Second, I impress upon the entire regulatory bureaucracy that the future payment of their salaries — the continuation of their employment — not to mention the payment of their pensions, is dependent on the financial health of the city. We can't accept decline and we all need to do every creative thing we can to push back on it.
Third, I say to anyone looking to rehab an old building in a struggling neighborhood: we are your partner. We are not going to have any permits or inspections that are going to stop you from opening your business. Instead, I would use a tactical approach to get things up and running and brought into compliance.
The permit process would start with a notification of the intent to open up. That's it. No plan submissions. No other requirements. We'd send out our site inspector to walk through the old building and make sure a basic checklist of essentials was met — essentially that the roof wasn't about to collapse on people, that there were two exits, that there weren't arcing electrical wires next to a stack of gas cans — and then we'd issue a provisional license. Hang that provisional license on the door; we're going to give you six months to get up and running.

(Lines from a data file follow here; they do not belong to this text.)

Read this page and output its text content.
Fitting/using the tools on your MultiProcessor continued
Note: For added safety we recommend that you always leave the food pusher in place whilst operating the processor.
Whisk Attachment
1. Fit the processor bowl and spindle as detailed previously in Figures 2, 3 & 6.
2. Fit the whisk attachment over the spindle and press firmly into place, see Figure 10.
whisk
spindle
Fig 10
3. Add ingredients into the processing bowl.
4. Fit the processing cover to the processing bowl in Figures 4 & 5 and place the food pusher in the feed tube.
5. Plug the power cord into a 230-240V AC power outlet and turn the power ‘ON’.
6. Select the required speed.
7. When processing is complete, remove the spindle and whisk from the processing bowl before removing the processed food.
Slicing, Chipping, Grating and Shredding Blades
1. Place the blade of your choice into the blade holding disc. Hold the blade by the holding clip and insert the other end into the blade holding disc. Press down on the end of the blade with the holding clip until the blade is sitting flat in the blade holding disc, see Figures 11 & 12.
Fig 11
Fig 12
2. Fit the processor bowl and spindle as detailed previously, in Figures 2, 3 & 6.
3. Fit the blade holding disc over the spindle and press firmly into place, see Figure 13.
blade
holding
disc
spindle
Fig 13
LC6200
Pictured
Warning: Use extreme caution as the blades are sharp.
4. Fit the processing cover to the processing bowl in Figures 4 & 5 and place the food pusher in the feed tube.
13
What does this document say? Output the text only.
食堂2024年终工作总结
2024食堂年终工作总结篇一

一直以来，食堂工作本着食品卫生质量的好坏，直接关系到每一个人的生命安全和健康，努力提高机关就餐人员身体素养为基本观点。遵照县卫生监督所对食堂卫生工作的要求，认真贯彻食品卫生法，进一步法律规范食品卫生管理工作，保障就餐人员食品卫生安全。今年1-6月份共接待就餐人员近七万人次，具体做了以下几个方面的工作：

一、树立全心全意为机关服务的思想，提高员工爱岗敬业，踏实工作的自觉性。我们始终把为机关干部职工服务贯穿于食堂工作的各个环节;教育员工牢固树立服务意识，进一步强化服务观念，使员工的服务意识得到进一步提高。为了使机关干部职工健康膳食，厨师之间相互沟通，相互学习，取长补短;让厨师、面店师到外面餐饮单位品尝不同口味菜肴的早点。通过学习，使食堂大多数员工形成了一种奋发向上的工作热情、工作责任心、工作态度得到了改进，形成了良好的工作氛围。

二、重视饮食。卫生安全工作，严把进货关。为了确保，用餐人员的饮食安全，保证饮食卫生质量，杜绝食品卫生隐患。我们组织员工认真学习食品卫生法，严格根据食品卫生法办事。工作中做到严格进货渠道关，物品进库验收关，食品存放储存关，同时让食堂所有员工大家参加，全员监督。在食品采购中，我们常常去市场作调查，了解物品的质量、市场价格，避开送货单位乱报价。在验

After six months, we go out and then start the secondary application process. At this point, you have a better sense of whether you idea is going to succeed or fail and we have a better idea of how your place is going to be used. Do you need those parking spaces? Are there any problems with the operation? At this point, we'd have the building inspectors go through and put together two categories of items: (1) urgent and potentially harmful and (2) long term concern.
The urgent, you're going to need to come up with a plan to get it done. Once you complete them, that provisional license can come down and the public will know you're for real. Congratulations.
For the long term concerns, we need to work within your revenue stream to get you into compliance. We don't want more than 5% of your revenue to go towards compliance costs, but so long as there are things to address — that new sprinkler system, for example — we're going to require you to put at least that amount into an escrow to deal with it.
Let's make your business successful and use that success to make your building successful. It's not working the other way around.
And when the permit police from outside the community come in to demand that your town follow their prescribed approach, have them put on their shoes, walk to the neighborhood with you and meet the people you are impacting. Ask them to become less comfortable.